Consequences of Not Responding

Failing to respond to a data call request from your insurance company can have serious repercussions. The most common consequences include:

  • Your claim being denied – If you don’t provide the requested information, the insurer may not have enough details to properly evaluate and process your claim. This could result in a denial of coverage.
  • Higher premiums – Declining to cooperate with a data call could cause your rates to increase at renewal time. Insurers view non-responsiveness as higher risk.
  • Cancellation of your policy – In some cases, not complying with a data request may be grounds for the insurance company to cancel your policy altogether.
  • Litigation – If you ignore a data call, the insurer may have no choice but to file a lawsuit to obtain the information they need. This can result in significant legal expenses.

Essentially, declining to provide information when your insurer requests it can profoundly impact your insurance coverage and relationship with the company. What happens if a policyholder ignores the request largely depends on the specifics of the situation, but the consequences are rarely beneficial for the policyholder.

Protecting Personal Information

Insurers take data security very seriously and employ various measures to keep policyholders’ personal information safe. The NAIC Insurance Data Security Model Law establishes standards for data security that insurers must follow.
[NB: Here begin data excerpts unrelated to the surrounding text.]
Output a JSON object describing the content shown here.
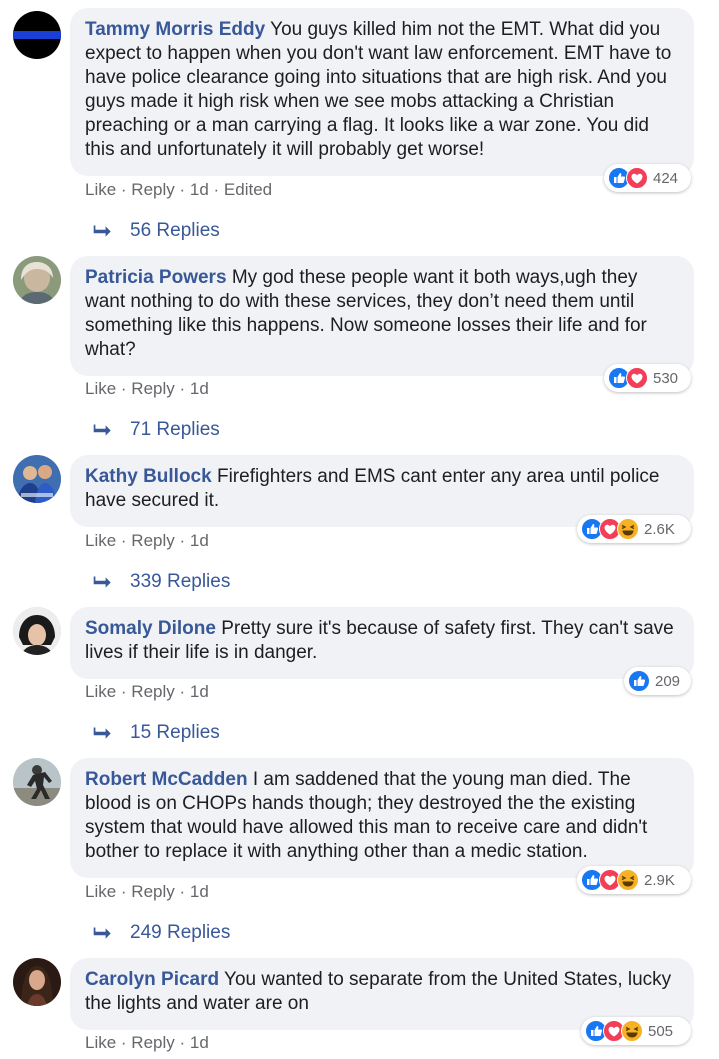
{
  "comments": [
    {
      "author": "Tammy Morris Eddy",
      "text": "You guys killed him not the EMT. What did you expect to happen when you don't want law enforcement. EMT have to have police clearance going into situations that are high risk. And you guys made it high risk when we see mobs attacking a Christian preaching or a man carrying a flag. It looks like a war zone. You did this and unfortunately it will probably get worse!",
      "like": "Like",
      "reply": "Reply",
      "time": "1d",
      "edited": "Edited",
      "reaction_count": "424",
      "reaction_icons": [
        "like-icon",
        "love-icon"
      ],
      "replies": "56 Replies"
    },
    {
      "author": "Patricia Powers",
      "text": "My god these people want it both ways,ugh they want nothing to do with these services, they don’t need them until something like this happens. Now someone losses their life and for what?",
      "like": "Like",
      "reply": "Reply",
      "time": "1d",
      "reaction_count": "530",
      "reaction_icons": [
        "like-icon",
        "love-icon"
      ],
      "replies": "71 Replies"
    },
    {
      "author": "Kathy Bullock",
      "text": "Firefighters and EMS cant enter any area until police have secured it.",
      "like": "Like",
      "reply": "Reply",
      "time": "1d",
      "reaction_count": "2.6K",
      "reaction_icons": [
        "like-icon",
        "love-icon",
        "haha-icon"
      ],
      "replies": "339 Replies"
    },
    {
      "author": "Somaly Dilone",
      "text": "Pretty sure it's because of safety first. They can't save lives if their life is in danger.",
      "like": "Like",
      "reply": "Reply",
      "time": "1d",
      "reaction_count": "209",
      "reaction_icons": [
        "like-icon"
      ],
      "replies": "15 Replies"
    },
    {
      "author": "Robert McCadden",
      "text": "I am saddened that the young man died. The blood is on CHOPs hands though; they destroyed the the existing system that would have allowed this man to receive care and didn't bother to replace it with anything other than a medic station.",
      "like": "Like",
      "reply": "Reply",
      "time": "1d",
      "reaction_count": "2.9K",
      "reaction_icons": [
        "like-icon",
        "love-icon",
        "haha-icon"
      ],
      "replies": "249 Replies"
    },
    {
      "author": "Carolyn Picard",
      "text": "You wanted to separate from the United States, lucky the lights and water are on",
      "like": "Like",
      "reply": "Reply",
      "time": "1d",
      "reaction_count": "505",
      "reaction_icons": [
        "like-icon",
        "love-icon",
        "haha-icon"
      ]
    }
  ],
  "separator": " · ",
  "colors": {
    "author": "#385898",
    "bubble": "#f0f2f5",
    "like_blue": "#1877f2",
    "love_red": "#f33e58",
    "haha_yellow": "#f7b125"
  }
}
Some key ways insurers protect data include:

  • Encryption of data in transit and at rest
  • Access controls and authentication protocols
  • Employee training programs on proper data handling
  • Regular risk assessments and audits
  • Incident response plans for data breaches
  • Secured data centers and backup systems

In addition, insurers are increasingly adopting the NIST Cybersecurity Framework which provides guidelines on identifying, protecting, detecting, responding to, and recovering from cyber attacks. Adhering to industry best practices and regulations helps minimize risks and safeguard policyholders’ sensitive information.

Ultimately, insurers must balance data security with the need to collect relevant information to accurately underwrite policies. But stringent controls and governance helps achieve both objectives in a responsible manner.

Data Call FAQs

Here are some frequently asked questions about data calls in insurance:

What is the purpose of a data call?

Data calls allow insurance regulators to collect information for oversight, monitoring market trends, and enforcing regulations (Florida Office of Insurance Regulation). Data calls provide necessary data to regulate the industry.
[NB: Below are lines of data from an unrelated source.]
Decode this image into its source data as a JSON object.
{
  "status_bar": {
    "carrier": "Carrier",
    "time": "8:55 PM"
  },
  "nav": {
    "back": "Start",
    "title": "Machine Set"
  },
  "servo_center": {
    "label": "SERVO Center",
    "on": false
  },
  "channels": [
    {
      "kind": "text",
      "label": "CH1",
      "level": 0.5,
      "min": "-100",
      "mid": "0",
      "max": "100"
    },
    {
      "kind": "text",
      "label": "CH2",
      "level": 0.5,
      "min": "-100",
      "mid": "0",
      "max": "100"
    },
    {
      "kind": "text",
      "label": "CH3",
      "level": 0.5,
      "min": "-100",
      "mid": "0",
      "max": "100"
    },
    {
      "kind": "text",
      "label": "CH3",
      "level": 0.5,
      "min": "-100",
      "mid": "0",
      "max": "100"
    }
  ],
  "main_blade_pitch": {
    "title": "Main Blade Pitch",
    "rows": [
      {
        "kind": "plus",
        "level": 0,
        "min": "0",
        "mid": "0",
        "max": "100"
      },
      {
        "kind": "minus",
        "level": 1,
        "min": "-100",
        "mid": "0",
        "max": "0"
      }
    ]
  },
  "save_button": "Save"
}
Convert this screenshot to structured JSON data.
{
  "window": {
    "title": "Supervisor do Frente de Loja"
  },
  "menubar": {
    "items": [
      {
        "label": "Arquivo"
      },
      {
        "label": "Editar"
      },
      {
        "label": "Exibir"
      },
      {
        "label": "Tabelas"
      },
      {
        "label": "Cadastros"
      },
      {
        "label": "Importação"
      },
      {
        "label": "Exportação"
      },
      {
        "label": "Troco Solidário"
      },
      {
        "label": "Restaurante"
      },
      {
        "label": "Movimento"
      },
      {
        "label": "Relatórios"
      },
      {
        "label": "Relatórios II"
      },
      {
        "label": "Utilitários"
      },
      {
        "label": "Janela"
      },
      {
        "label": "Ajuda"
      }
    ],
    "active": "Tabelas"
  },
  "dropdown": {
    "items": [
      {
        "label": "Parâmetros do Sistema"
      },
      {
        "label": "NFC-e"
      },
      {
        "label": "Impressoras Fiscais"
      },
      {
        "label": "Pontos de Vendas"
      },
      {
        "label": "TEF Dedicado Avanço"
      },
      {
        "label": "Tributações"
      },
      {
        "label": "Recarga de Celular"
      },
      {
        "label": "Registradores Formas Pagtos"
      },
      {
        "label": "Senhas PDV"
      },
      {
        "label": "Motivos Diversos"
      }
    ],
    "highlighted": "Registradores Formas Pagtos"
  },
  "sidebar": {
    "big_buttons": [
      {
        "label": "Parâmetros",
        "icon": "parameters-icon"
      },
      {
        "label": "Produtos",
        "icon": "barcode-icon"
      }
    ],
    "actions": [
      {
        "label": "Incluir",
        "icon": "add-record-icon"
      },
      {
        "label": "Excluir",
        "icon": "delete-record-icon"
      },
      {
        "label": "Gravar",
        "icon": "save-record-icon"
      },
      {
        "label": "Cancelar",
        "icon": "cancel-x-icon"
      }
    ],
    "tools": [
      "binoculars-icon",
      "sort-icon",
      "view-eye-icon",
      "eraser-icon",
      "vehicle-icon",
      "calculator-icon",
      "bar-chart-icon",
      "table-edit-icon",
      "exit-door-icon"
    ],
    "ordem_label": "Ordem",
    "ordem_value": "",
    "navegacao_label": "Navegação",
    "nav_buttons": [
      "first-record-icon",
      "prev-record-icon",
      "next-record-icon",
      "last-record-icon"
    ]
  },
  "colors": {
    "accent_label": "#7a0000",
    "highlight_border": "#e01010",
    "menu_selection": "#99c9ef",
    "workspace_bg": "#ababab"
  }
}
How often are data calls issued?

The frequency varies, but data calls are issued at least annually. Some are quarterly or monthly reporting requirements (Florida Office of Insurance Regulation).
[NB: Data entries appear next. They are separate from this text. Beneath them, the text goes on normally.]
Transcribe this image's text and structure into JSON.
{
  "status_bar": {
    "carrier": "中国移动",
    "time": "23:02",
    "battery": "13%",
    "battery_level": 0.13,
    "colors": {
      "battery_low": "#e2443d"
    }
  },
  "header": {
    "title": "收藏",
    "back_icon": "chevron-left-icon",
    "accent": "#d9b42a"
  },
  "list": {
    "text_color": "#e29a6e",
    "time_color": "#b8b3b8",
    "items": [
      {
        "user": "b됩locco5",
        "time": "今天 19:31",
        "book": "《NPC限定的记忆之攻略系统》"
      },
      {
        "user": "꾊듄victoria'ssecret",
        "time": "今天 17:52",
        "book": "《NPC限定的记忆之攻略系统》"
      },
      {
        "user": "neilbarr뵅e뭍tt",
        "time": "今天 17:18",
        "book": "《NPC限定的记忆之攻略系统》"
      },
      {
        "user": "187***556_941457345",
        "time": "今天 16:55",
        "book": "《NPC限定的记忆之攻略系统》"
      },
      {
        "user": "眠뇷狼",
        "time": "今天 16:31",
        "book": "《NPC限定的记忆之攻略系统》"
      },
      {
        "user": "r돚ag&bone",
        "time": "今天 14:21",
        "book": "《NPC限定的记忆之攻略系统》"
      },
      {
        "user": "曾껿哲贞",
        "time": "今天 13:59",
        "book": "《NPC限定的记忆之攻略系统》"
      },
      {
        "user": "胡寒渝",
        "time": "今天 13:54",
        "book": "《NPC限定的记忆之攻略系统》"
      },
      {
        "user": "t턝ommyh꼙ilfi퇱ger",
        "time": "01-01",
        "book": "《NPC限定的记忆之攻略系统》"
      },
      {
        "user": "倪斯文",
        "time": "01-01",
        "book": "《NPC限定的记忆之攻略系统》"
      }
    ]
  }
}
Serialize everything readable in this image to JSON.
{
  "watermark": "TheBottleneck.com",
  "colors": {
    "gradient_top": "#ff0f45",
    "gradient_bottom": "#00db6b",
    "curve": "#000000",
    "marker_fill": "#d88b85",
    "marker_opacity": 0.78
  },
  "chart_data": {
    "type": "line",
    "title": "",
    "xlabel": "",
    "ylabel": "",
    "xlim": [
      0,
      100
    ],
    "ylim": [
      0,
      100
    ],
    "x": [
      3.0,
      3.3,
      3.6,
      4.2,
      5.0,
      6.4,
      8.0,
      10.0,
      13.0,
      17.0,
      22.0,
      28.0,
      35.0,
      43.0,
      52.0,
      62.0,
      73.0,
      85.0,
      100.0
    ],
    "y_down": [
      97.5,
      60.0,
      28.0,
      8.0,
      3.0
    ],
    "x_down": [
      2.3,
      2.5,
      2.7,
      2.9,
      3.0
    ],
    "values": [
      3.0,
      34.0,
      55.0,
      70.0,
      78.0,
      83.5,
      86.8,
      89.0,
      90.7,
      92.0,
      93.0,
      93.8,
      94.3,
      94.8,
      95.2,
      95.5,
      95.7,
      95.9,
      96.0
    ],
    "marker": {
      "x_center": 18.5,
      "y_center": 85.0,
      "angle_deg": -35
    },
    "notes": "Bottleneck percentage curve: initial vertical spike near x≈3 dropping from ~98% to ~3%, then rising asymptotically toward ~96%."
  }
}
What information is requested in a data call?

Requests vary, but often include financial statements, policy and claims data, compensation details, and information on complaints or violations (Florida Land Title Association).

What are the consequences of not responding?

Failure to respond could result in fines, disciplinary action, revocation of license, or other penalties from the insurance regulator (Florida Office of Insurance Regulation).

How is personal information protected?

Regulators must keep data secure and confidential. Any public reporting of aggregated data must protect privacy of insureds (Florida Land Title Association).

Key Takeaways

The key takeaways include:

A data call in insurance refers to the insurer requesting updated information from policyholders to review policies.

Insurers issue data calls to confirm information is accurate and policies reflect current risk profiles.

Common requests include details on drivers, vehicles, property values and claims history.

Data calls typically occur annually or when policies renew, but can happen anytime.

Policyholders are usually obligated to comply with reasonable data requests.

Not responding may lead to policy cancellation or claims being denied.

Insurers must protect any collected personal information according to regulations.

Policyholders should verify requests are valid and ask for help understanding requests if needed.

Providing accurate, timely information helps keep premiums aligned with risk and policies active.